With the bulk of the funding for the deal coming from Standard Chartered, backed up by support from Morgan Stanley Senior Funding Inc., Deutsche Bank Securities Inc.,and Goldman Sachs Bank USA, Armes said it gave Cooper's board the confidence that Apollo could conclude the deal.
Armes said the deal will be good for Cooper's dealers—who will have access to a broader selection of brands and, eventually, product offerings in the farm and off-the-road sectors—and employees—who should take note that Apollo is on record saying it has no intentions to close any facilities, will recognize existing collective bargaining agreements as well as maintain compensation and benefit levels for non-union employees.
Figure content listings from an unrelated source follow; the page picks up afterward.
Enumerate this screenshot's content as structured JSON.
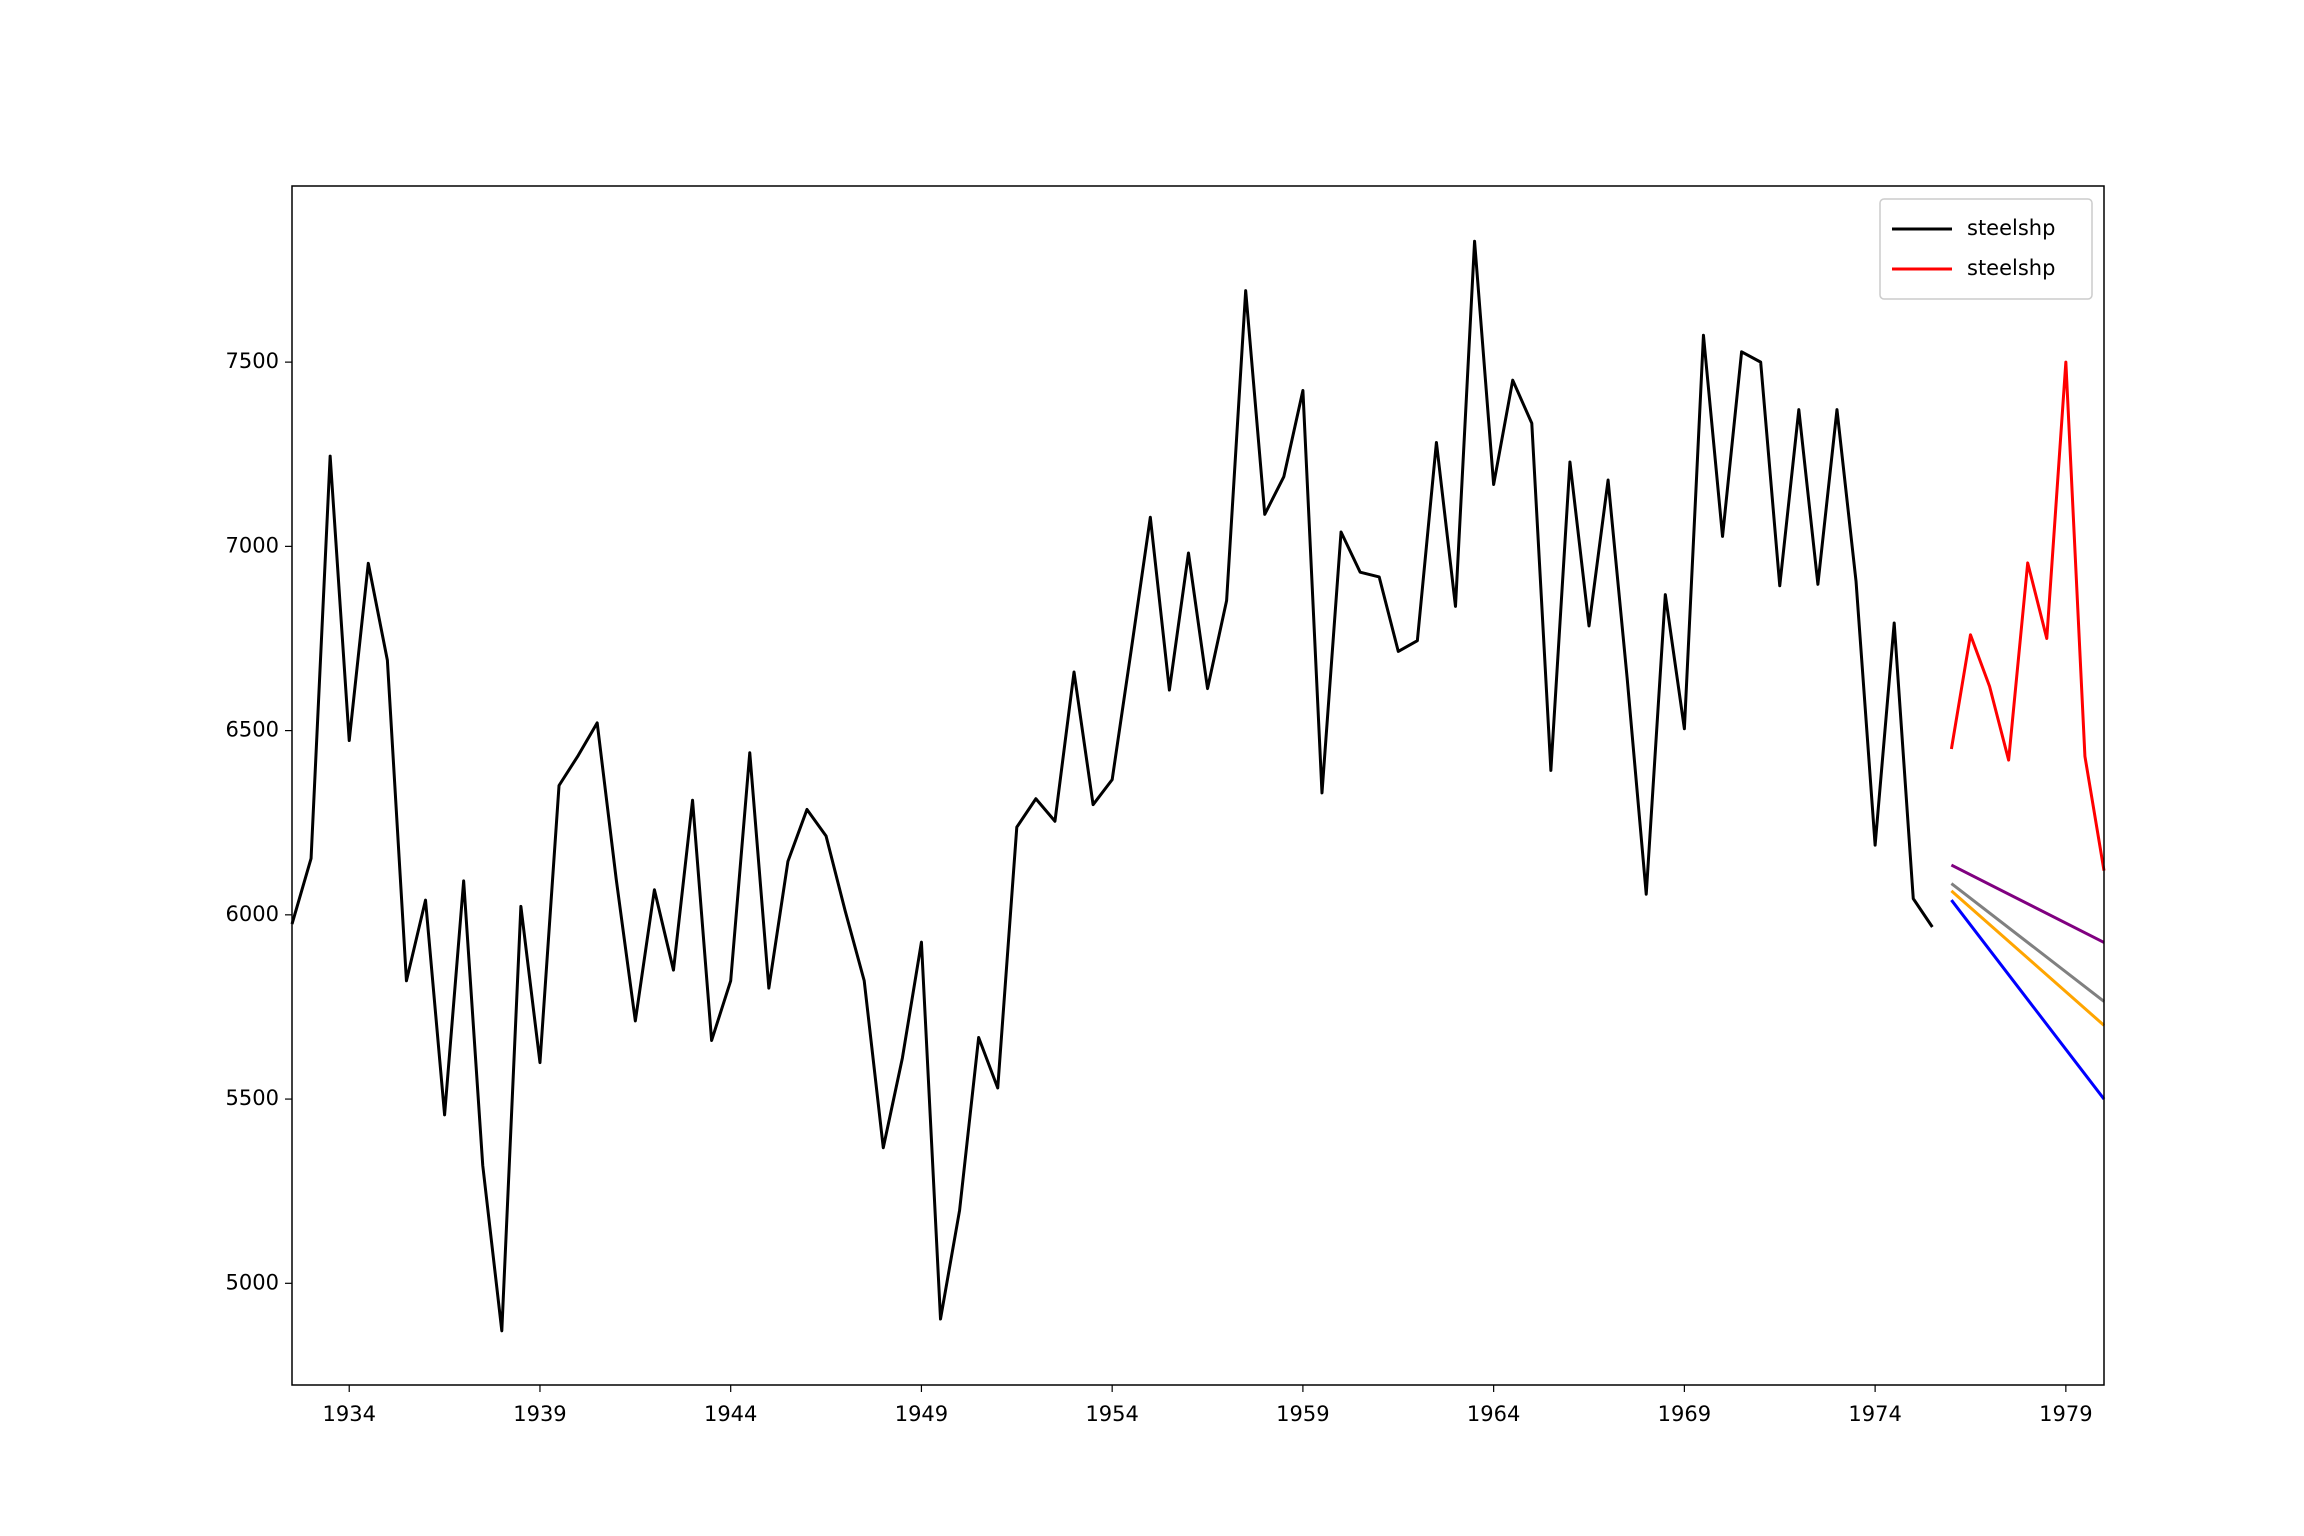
{
  "chart_data": {
    "type": "line",
    "xlim": [
      1932.5,
      1980
    ],
    "xticks": [
      1934,
      1939,
      1944,
      1949,
      1954,
      1959,
      1964,
      1969,
      1974,
      1979
    ],
    "ylim": [
      4724,
      7978
    ],
    "yticks": [
      5000,
      5500,
      6000,
      6500,
      7000,
      7500
    ],
    "legend": "upper right",
    "series": [
      {
        "name": "steelshp",
        "color": "#000000",
        "x": [
          1932.5,
          1933,
          1933.5,
          1934,
          1934.5,
          1935,
          1935.5,
          1936,
          1936.5,
          1937,
          1937.5,
          1938,
          1938.5,
          1939,
          1939.5,
          1940,
          1940.5,
          1941,
          1941.5,
          1942,
          1942.5,
          1943,
          1943.5,
          1944,
          1944.5,
          1945,
          1945.5,
          1946,
          1946.5,
          1947,
          1947.5,
          1948,
          1948.5,
          1949,
          1949.5,
          1950,
          1950.5,
          1951,
          1951.5,
          1952,
          1952.5,
          1953,
          1953.5,
          1954,
          1954.5,
          1955,
          1955.5,
          1956,
          1956.5,
          1957,
          1957.5,
          1958,
          1958.5,
          1959,
          1959.5,
          1960,
          1960.5,
          1961,
          1961.5,
          1962,
          1962.5,
          1963,
          1963.5,
          1964,
          1964.5,
          1965,
          1965.5,
          1966,
          1966.5,
          1967,
          1967.5,
          1968,
          1968.5,
          1969,
          1969.5,
          1970,
          1970.5,
          1971,
          1971.5,
          1972,
          1972.5,
          1973,
          1973.5,
          1974,
          1974.5,
          1975,
          1975.5
        ],
        "values": [
          5975,
          6153,
          7245,
          6473,
          6954,
          6691,
          5821,
          6040,
          5457,
          6092,
          5320,
          4871,
          6023,
          5599,
          6351,
          6432,
          6521,
          6096,
          5712,
          6068,
          5850,
          6311,
          5659,
          5821,
          6440,
          5801,
          6145,
          6286,
          6214,
          6011,
          5821,
          5368,
          5611,
          5926,
          4903,
          5198,
          5667,
          5530,
          6238,
          6315,
          6254,
          6659,
          6299,
          6367,
          6719,
          7079,
          6610,
          6982,
          6614,
          6853,
          7694,
          7087,
          7189,
          7423,
          6331,
          7039,
          6930,
          6917,
          6715,
          6744,
          7282,
          6837,
          7828,
          7168,
          7451,
          7334,
          6392,
          7229,
          6784,
          7180,
          6642,
          6056,
          6869,
          6505,
          7573,
          7027,
          7528,
          7500,
          6893,
          7371,
          6897,
          7371,
          6905,
          6189,
          6792,
          6044,
          5967
        ]
      },
      {
        "name": "steelshp",
        "color": "#ff0000",
        "x": [
          1976,
          1976.5,
          1977,
          1977.5,
          1978,
          1978.5,
          1979,
          1979.5,
          1980
        ],
        "values": [
          6450,
          6760,
          6620,
          6420,
          6955,
          6750,
          7500,
          6430,
          6120
        ]
      },
      {
        "color": "#800080",
        "x": [
          1976,
          1980
        ],
        "values": [
          6135,
          5925
        ]
      },
      {
        "color": "#808080",
        "x": [
          1976,
          1980
        ],
        "values": [
          6085,
          5765
        ]
      },
      {
        "color": "#ffa500",
        "x": [
          1976,
          1980
        ],
        "values": [
          6065,
          5700
        ]
      },
      {
        "color": "#0000ff",
        "x": [
          1976,
          1980
        ],
        "values": [
          6040,
          5500
        ]
      }
    ]
  }
}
The next step in the process is to satisfy necessary Securities and Exchange Commission regulations and wait for the various regulatory bodies to review the deal. That should take no more than six months, he said, and hopefully more like three to four months.
Cooper also needs to hold an extraordinary meeting of shareholders, Armes said, where shareholders will be asked to approve the deal. That meeting is yet to be scheduled.
Armes said concluding the deal was made easier because Cooper and Apollo have worked together on a couple of matters in recent years, including Apollo making some tires for Cooper in India, Apollo being Cooper's distributor of record in South Africa and groundwork the companies did together evaluating a possible joint manufacturing venture in eastern Europe.
Armes said he is confident the companies can realize $80 million to $120 million in synergy savings per year based on scale efficiencies available and the lack of overlapping market presence.
The firms can use their combined resources, for example, to explore new markets, such as Latin/South America, where neither has much if any presence, he added.
Armes did not say definitely whether he'd stay on after the purchase/merger takes place, but said he's firmly committed to ensuring a smooth transition.
He also stressed that one of the key attributes Apollo saw in Cooper is the firm's management and people assets.